How Emanuel Ax Makes Piano Practice Less Of A Slog

How Emanuel Ax Makes Piano Practice Less Of A Slog

Seven-time Grammy-winning pianist Emanuel Ax still practices his instrument four hours a day – when you play Carnegie Hall, you don’t just wing it. And sometimes, he admits, “it’s kind of a slog,” especially to practice a new piece: Something written specifically for him, or something he’s never heard. “You get the music, and you try to learn it note by note.” In an interview with Lifehacker, Ax recommends several ways to make practising an instrument more fun and productive.

Photo: AP Photo/Keystone/Urs Flueeler

Listen to great performances

When you can listen to existing interpretations of a piece, you don’t have to depend on the page to tell you what to do.
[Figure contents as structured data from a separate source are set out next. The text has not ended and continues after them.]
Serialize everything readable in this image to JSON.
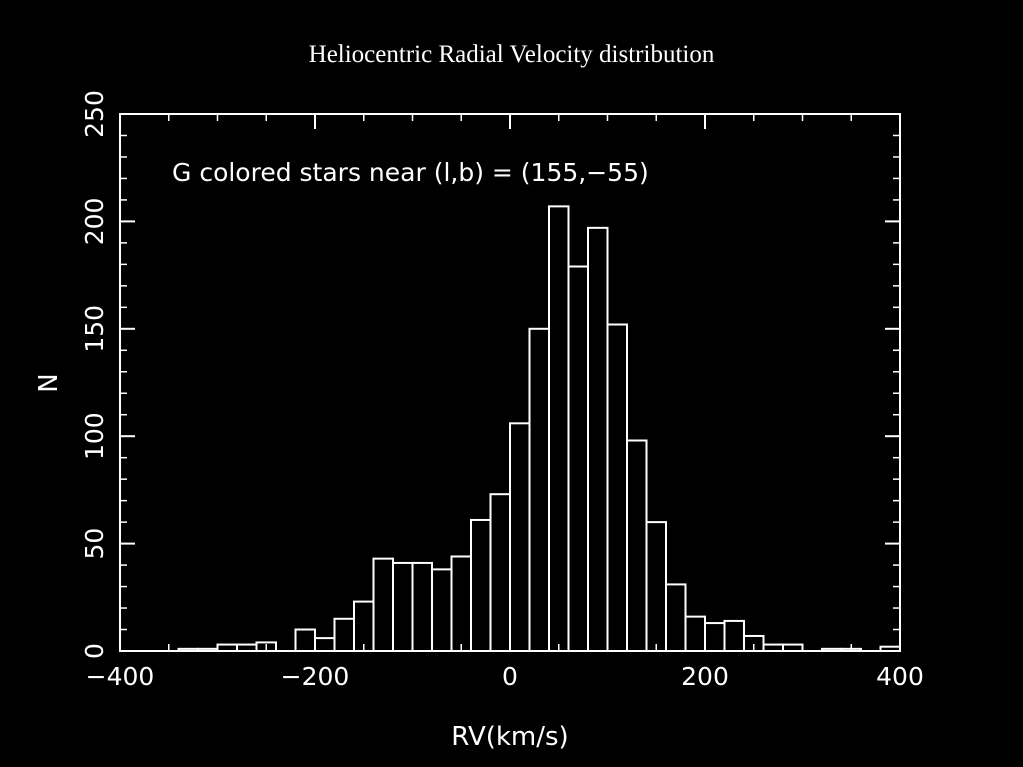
{
  "page": {
    "title": "Heliocentric Radial Velocity distribution"
  },
  "colors": {
    "background": "#000000",
    "foreground": "#ffffff"
  },
  "chart_data": {
    "type": "bar",
    "subtype": "histogram",
    "xlabel": "RV(km/s)",
    "ylabel": "N",
    "annotation": "G colored stars near (l,b) = (155,−55)",
    "xlim": [
      -400,
      400
    ],
    "ylim": [
      0,
      250
    ],
    "x_ticks": [
      -400,
      -200,
      0,
      200,
      400
    ],
    "x_tick_labels": [
      "−400",
      "−200",
      "0",
      "200",
      "400"
    ],
    "y_ticks": [
      0,
      50,
      100,
      150,
      200,
      250
    ],
    "y_tick_labels": [
      "0",
      "50",
      "100",
      "150",
      "200",
      "250"
    ],
    "x_minor_step": 50,
    "y_minor_step": 10,
    "grid": false,
    "bin_width": 20,
    "bins": [
      {
        "x0": -340,
        "count": 1
      },
      {
        "x0": -320,
        "count": 1
      },
      {
        "x0": -300,
        "count": 3
      },
      {
        "x0": -280,
        "count": 3
      },
      {
        "x0": -260,
        "count": 4
      },
      {
        "x0": -240,
        "count": 0
      },
      {
        "x0": -220,
        "count": 10
      },
      {
        "x0": -200,
        "count": 6
      },
      {
        "x0": -180,
        "count": 15
      },
      {
        "x0": -160,
        "count": 23
      },
      {
        "x0": -140,
        "count": 43
      },
      {
        "x0": -120,
        "count": 41
      },
      {
        "x0": -100,
        "count": 41
      },
      {
        "x0": -80,
        "count": 38
      },
      {
        "x0": -60,
        "count": 44
      },
      {
        "x0": -40,
        "count": 61
      },
      {
        "x0": -20,
        "count": 73
      },
      {
        "x0": 0,
        "count": 106
      },
      {
        "x0": 20,
        "count": 150
      },
      {
        "x0": 40,
        "count": 207
      },
      {
        "x0": 60,
        "count": 179
      },
      {
        "x0": 80,
        "count": 197
      },
      {
        "x0": 100,
        "count": 152
      },
      {
        "x0": 120,
        "count": 98
      },
      {
        "x0": 140,
        "count": 60
      },
      {
        "x0": 160,
        "count": 31
      },
      {
        "x0": 180,
        "count": 16
      },
      {
        "x0": 200,
        "count": 13
      },
      {
        "x0": 220,
        "count": 14
      },
      {
        "x0": 240,
        "count": 7
      },
      {
        "x0": 260,
        "count": 3
      },
      {
        "x0": 280,
        "count": 3
      },
      {
        "x0": 300,
        "count": 0
      },
      {
        "x0": 320,
        "count": 1
      },
      {
        "x0": 340,
        "count": 1
      },
      {
        "x0": 360,
        "count": 0
      },
      {
        "x0": 380,
        "count": 2
      }
    ]
  }
}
It isn’t cheating to follow along with a great performer.

Ax finds it easier to learn pieces that he’s heard before, even if he hasn’t played them, because he can borrow from existing performances. He’s been going to shows at Carnegie Hall since his childhood, but he’s impressed by options like Spotify and YouTube, which give anyone “the ability to call up great performances of the past, almost at will”.

Get a partner

Ax frequently performs with Yo-Yo Ma, so the two often practice together. It’s “very liberating and very helpful,” says Ax. “We’re exchanging ideas. Yo-Yo can say to me, maybe you should try doing less on the left hand, more on the right, or do this faster, or do this slower. It’s a conversation.”

It’s also more fun; the two like to talk and joke around. “If you’re practising by yourself, you can’t tell yourself too many jokes.”

It’s also a way to get familiar with another instrument and another musician’s process, which is very useful for performing in an ensemble. From working with Ma, he says, “I like to think I know something about string playing.”

Try another instrument

When Ax works with an orchestra, most of his collaboration is funnelled through the conductor. But he learns how to support soloists and their interpretation of the work. “There are many places where it’s, say, you and the clarinet, or you and a solo cello or the flute. You kind of have an unspoken connection.”

Ax doesn’t regularly play any other instruments, but he says that playing the timpani is “a kind of a fantasy for me”. Whenever he works with an orchestra, he says, “I always make friends with the timpani player.” He recently even performed timpani onstage in the Toronto Symphony Orchestra.

If one of the world’s most famous living pianists can get excited about kettle drums, then maybe you can cleanse your palate by picking up another instrument for a day.

Experiment

Practice never becomes 100 per cent fun, says Ax. You’ll inevitably have to repeat some things over and over. “But a lot of time is spent discovering new ways to do things. So the slog becomes an interesting creative process.”

Sometimes Ax might be working on a piece that he’s been playing for 20 years, then stop at a certain part that’s always given him trouble. What if he used his fourth finger instead of his fifth? “Then it becomes very exciting! Then you don’t mind practising that over and over to get it into your head.”

Try to practice more than one thing at a time. This week Ax is practising for one performance this weekend and another in October. This, he says, is because he’s “quite slow”, but it also seems like a protection against grinding away at the same piece all day. If you have the freedom to choose what to practice, you can find two contrasting pieces, or something easy to balance with something hard.

Come back to old pieces

“One of the difficulties in a new piece is you don’t know what’s going to be a problem for you,” says Ax. Even an old familiar piece requires practice before a performance, but he has a head start, which gives him time to make new choices and hone his performance, to play certain parts louder or softer, or to bring out a different voice, or emphasise the other hand.

It’s easier to tackle the tougher parts when they don’t catch you unaware. Ax compares returning to an old piece like playing tennis against a familiar opponent: You know they have a strong forehand, so you force them to backhand. “Not that Brahms is my enemy!”

Use an app

At 69, Ax says, he’s “terrified of playing Bach from memory. It’s getting too hard.” So he uses Tonara, a practice and performance app for Android and iOS. (Tonara representatives arranged our interview with Ax.) Ax uses the app onstage and in practice sessions to read music without relying on a page-turner. The app can hear Ax and follow along, so it knows when to turn the page. “Until this year, I’d have to get someone to take a chair and turn pages for me.”

The app, of course, is not mainly designed for celebrity pianists but for regular people practicing any instrument. “Even if you play the wrong notes, it seems to know where you are,” says Ax. It tracks your performance, records your wrong notes and gives you feedback; teachers can even assign work in the app, and it can track students’ practice time and grade their performance.

Play Bach

Ax teaches at Juilliard, usually one-on-one. He tries to get his students to play a lot of Bach, because Bach is “really hard”, and Ax wants his students to get more early Bach practice in than he did.

“Every voice in a Bach piece is an individual voice,” he says. “So you don’t really have a situation where there’s a tune on top and everybody else accompanies. Everybody has a different thing to do. If you can play Bach well, then you’re really good.” He’s excited for the current generation of music students. “They are going to be so much better than us.”